Syntax

What are Sentences?

How are sentences formed in English?

What are Sentences?

A  sentence , in grammar, is a word or a set of words that express a meaning on their own, so they are considered autonomous elements.

A written sentence is characterized by always beginning with a capital letter and ending with a period  unless it has question or exclamation marks, which replaces it.

How are sentences formed in English?

In the same way as in any language, the way of writing a sentence varies depending on its type . That is why we must first understand the different types of sentences.

The particles  used in a sentence are:

  • Subject : it can be both a proper, common name or a pronoun.
  • Verb:  subject to the verbal tense of the sentence, depending on the moment in which the main action occurs.
  • Complements : they can be both direct, indirect, adverbial, adjective, etc.
  • Conjunctions:  used to connect the different parts of a sentence and make sense of it

Types of sentences

The sentences can be classified according to different criteria:

  1. Affirmative sentences (affirmative sentences):

Affirmative sentences in English are those used to affirm a fact or situation. In the case of English, it is the same as in Spanish, working with the same structure:

Subject + Verb + Preached

Some examples:

  • My dog ​​is black. My dog ​​is black.
  • She is 7 years old. She is 7 years old.
  • You have a big apartment. You have a large apartment.
  1. Negative sentences Negative sentences )

In the case of negative sentences in English, they are used to report something wrong or express denials in assumptions, facts and situations. It has the same structure as an affirmative sentence in English, with the difference that the verb is accompanied by its auxiliary and the not (denial).

Subject + auxiliary + not + verb + predicate

Let’s see its application:

  • I don’t want hotcakes from breakfast. I don’t want pancakes for breakfast.
  • Will we not buy any tickets tonight? Won’t we buy tickets tonight?

A couple of rules that we have to keep in mind when it comes to negative sentences in English are:

  • Auxiliary verbs ( do, be, have) , in this case we are using do that is present and did for the past. They go before the infinitive verb.
  • Contractions DO + NOT, which are common: do not, and DID NOT +: did not.
  1. Comparative sentences (sentences comparative )

In the case of comparative sentences in English, they are used to make clear the comparison between two objects or situations together with their adjective in degree of comparison. In this case, the structure of the comparative sentence in English is:

Subject (name) + verb + comparative adjective + than + name (object or other person)

Remember that the most frequent comparative adjectives for sentences are smaller, larger, faster, higher, better.

Here are some examples:

  • My car is faster than yours. My car is faster than yours.
  • This cake is smaller than the plate. This cake is smaller than the plate.
  • That ball flew higher than our window. That ball flew higher than our window.
  1. Superlative sentences Superlative sentences )
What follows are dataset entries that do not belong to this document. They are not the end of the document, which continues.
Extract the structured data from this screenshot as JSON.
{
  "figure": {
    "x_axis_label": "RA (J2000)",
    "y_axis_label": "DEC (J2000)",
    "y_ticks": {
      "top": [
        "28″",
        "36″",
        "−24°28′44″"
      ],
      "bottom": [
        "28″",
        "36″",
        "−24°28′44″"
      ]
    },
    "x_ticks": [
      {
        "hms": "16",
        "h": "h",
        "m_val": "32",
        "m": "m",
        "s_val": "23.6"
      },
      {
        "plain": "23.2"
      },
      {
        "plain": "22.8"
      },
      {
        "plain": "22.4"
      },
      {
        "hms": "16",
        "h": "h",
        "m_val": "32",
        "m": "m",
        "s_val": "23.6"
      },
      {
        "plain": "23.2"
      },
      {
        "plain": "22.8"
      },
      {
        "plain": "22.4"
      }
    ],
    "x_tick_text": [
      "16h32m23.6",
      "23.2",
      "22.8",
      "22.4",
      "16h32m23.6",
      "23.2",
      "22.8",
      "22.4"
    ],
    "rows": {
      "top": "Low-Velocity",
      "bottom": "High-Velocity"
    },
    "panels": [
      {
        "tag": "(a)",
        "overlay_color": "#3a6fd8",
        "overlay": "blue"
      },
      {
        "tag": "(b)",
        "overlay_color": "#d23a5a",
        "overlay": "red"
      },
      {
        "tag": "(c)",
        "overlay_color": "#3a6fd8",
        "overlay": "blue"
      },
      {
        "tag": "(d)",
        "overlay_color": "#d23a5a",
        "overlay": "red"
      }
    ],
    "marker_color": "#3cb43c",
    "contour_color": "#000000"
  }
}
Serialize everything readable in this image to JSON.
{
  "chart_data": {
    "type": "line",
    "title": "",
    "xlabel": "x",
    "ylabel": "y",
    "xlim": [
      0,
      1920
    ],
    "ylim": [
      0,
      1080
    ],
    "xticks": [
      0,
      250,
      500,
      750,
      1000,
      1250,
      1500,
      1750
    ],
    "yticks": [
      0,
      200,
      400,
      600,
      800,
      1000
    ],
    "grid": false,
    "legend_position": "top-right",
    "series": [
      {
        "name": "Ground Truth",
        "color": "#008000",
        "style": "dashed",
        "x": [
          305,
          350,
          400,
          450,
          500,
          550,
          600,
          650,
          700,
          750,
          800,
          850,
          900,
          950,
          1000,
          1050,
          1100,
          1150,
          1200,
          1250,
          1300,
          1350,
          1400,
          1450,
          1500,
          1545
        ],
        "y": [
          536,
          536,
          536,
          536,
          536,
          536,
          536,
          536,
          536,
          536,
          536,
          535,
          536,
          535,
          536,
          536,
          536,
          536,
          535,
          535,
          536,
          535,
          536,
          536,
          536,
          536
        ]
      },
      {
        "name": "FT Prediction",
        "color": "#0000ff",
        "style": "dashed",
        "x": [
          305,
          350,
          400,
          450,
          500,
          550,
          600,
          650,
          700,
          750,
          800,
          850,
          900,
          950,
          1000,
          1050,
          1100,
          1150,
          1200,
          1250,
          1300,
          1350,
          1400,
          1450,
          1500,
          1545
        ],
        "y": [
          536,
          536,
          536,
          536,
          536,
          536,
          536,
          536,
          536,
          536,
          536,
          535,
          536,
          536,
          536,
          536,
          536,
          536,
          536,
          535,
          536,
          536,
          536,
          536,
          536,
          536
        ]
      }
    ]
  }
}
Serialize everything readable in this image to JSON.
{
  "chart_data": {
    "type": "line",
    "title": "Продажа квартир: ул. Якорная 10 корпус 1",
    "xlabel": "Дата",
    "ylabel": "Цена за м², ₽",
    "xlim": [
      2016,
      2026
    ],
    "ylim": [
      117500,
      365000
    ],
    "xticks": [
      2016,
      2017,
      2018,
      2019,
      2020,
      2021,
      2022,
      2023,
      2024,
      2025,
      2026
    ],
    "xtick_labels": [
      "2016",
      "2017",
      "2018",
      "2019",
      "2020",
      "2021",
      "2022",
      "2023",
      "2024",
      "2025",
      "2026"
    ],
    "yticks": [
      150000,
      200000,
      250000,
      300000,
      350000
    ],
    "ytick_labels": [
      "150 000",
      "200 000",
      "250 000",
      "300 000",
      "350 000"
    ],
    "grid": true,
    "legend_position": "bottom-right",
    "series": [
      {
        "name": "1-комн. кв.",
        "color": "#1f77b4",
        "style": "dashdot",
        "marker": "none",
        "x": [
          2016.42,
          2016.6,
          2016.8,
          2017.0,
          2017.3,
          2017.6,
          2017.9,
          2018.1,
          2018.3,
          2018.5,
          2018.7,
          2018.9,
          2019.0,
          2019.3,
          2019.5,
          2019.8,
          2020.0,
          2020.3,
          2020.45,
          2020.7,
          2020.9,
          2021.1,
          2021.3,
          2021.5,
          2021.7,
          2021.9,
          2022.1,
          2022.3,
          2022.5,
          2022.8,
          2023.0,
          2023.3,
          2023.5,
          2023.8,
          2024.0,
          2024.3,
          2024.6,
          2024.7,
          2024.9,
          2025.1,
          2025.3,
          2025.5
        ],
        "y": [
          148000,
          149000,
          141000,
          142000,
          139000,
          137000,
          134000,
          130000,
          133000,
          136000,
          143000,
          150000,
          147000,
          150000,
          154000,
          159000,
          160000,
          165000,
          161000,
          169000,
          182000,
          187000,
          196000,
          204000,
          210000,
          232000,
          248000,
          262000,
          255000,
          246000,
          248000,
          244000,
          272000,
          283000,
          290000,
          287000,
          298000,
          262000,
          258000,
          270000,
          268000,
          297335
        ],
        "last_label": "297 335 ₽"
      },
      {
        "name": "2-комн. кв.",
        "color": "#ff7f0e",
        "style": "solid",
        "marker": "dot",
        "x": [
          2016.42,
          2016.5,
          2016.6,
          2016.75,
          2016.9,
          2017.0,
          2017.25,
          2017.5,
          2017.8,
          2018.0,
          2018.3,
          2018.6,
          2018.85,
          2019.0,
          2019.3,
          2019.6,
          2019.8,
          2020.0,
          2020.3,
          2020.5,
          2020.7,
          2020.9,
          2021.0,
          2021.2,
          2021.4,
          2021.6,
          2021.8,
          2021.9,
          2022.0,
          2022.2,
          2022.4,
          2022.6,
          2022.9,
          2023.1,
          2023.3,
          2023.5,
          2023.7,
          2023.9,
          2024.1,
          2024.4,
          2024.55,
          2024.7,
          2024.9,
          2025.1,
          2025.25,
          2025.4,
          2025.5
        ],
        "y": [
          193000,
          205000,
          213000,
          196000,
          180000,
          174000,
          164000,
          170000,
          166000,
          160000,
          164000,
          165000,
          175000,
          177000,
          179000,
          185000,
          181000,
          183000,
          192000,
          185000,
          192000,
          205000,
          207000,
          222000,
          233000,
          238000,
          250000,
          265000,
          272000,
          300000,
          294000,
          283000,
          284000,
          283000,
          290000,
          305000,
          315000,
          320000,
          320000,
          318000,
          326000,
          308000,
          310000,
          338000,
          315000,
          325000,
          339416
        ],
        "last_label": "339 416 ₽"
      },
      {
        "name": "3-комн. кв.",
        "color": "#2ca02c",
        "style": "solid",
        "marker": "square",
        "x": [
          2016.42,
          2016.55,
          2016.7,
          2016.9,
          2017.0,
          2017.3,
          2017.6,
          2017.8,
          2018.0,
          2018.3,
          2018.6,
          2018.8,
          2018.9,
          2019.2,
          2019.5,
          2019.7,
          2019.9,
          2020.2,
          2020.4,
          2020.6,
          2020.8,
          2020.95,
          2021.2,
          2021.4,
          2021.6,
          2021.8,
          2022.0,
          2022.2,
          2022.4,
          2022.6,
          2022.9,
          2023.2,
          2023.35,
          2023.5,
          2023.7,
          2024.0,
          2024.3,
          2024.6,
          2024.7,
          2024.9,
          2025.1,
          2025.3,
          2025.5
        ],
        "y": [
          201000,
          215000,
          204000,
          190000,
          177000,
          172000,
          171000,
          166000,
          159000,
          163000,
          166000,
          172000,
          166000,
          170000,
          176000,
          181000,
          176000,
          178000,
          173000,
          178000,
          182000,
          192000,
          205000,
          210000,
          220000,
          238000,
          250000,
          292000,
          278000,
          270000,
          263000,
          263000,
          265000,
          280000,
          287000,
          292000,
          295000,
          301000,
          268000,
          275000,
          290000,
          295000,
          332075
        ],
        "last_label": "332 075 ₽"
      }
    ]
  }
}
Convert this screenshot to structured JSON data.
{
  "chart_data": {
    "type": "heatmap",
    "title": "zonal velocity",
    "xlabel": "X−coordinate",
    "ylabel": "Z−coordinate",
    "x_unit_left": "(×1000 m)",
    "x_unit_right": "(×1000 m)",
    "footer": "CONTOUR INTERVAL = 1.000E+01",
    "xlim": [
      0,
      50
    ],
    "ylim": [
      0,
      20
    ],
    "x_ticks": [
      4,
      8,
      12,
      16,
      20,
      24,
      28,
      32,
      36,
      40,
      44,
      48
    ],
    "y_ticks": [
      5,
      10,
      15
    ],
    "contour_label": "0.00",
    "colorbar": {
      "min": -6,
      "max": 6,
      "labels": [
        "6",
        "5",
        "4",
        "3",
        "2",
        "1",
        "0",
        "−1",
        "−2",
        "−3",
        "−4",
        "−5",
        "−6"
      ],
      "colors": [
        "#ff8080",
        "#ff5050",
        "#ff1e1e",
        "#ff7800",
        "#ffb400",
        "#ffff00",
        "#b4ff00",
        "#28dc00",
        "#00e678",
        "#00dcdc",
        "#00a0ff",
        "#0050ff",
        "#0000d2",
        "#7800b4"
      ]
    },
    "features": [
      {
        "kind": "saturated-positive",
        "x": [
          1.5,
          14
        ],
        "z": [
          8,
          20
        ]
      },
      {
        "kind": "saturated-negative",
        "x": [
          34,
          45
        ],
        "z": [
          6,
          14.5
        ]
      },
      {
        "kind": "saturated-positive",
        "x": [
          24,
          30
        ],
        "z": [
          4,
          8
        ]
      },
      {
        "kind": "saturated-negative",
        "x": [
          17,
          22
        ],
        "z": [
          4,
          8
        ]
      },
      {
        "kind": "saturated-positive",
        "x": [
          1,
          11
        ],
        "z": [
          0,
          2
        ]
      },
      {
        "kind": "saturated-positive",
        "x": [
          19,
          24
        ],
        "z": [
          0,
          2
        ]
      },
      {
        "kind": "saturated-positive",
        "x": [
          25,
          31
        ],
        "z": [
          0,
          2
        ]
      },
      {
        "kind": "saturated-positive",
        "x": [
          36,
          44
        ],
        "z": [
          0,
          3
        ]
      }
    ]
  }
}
In the case of superlative sentences in English, it is to indicate the extremes (upper and lower) in which a person, situation or objects are located. Normally, in the sentences our main subject is compared making a more marked difference.

Subject (name) + verb + the + superlative adjective + object

In the case of the most used superlatives we have: largest, workshop, smallest, fastest, highest.

Let’s look at examples in which these elements are used:

  • Your cat is the prettiest of the house. Your cat is the most beautiful in the house.
  • This is the smallest person I’ve ever meet. This is the smallest person I’ve ever met.
  • My company is the biggest of the city. My company is the largest in the city.
  1. Present Simple sentences (sentences in the present tense)

The present simple sentences in English are used to comment on the things we are used to doing. Of course, all conjugated in the present. The structure is usually similar to affirmative sentences:

Subject + Present verb + Preached

Some examples of these sentences:

  • I work with my best friend in the agency. I work with my best friend in the agency.
  • You look like my father. You look like my father.
  • She works for me. She works for me.
  1. Sentences in past simple (simple past Prayers)

Now, when we talk about past simple sentences in English, we mean events that were done before or to talk about frequent actions and habits in the past. Its structure is as follows:

Subject + past verb + predicate

In this case, remember to correctly perform the conjugation of past verbs (-ed, -d, -ied or irregular verbs in English , depending on the case).

Here are some examples of this structure:

  • She studied chemistry 4 years ago. She studied chemistry 4 years ago.
  • My father worked in a factory the last summer. My father worked in a factory last summer.
  • We’re in Paris the last week. We were in Paris last week.
  1. Interrogative sentences Interrogative sentences )

Finally, let’s talk about interrogative sentences in English, which are used to establish questions . Let’s look at the structure of these sentences below:

Interrogative word + auxiliary + verb + predicate

Let’s look at some last examples of questions with these structures:

  • Do you like this job? Do you like this job?
  • Have you bought the cellphone yesterday? Did you buy the phone yesterday?
  • What is that thing? What is that thing?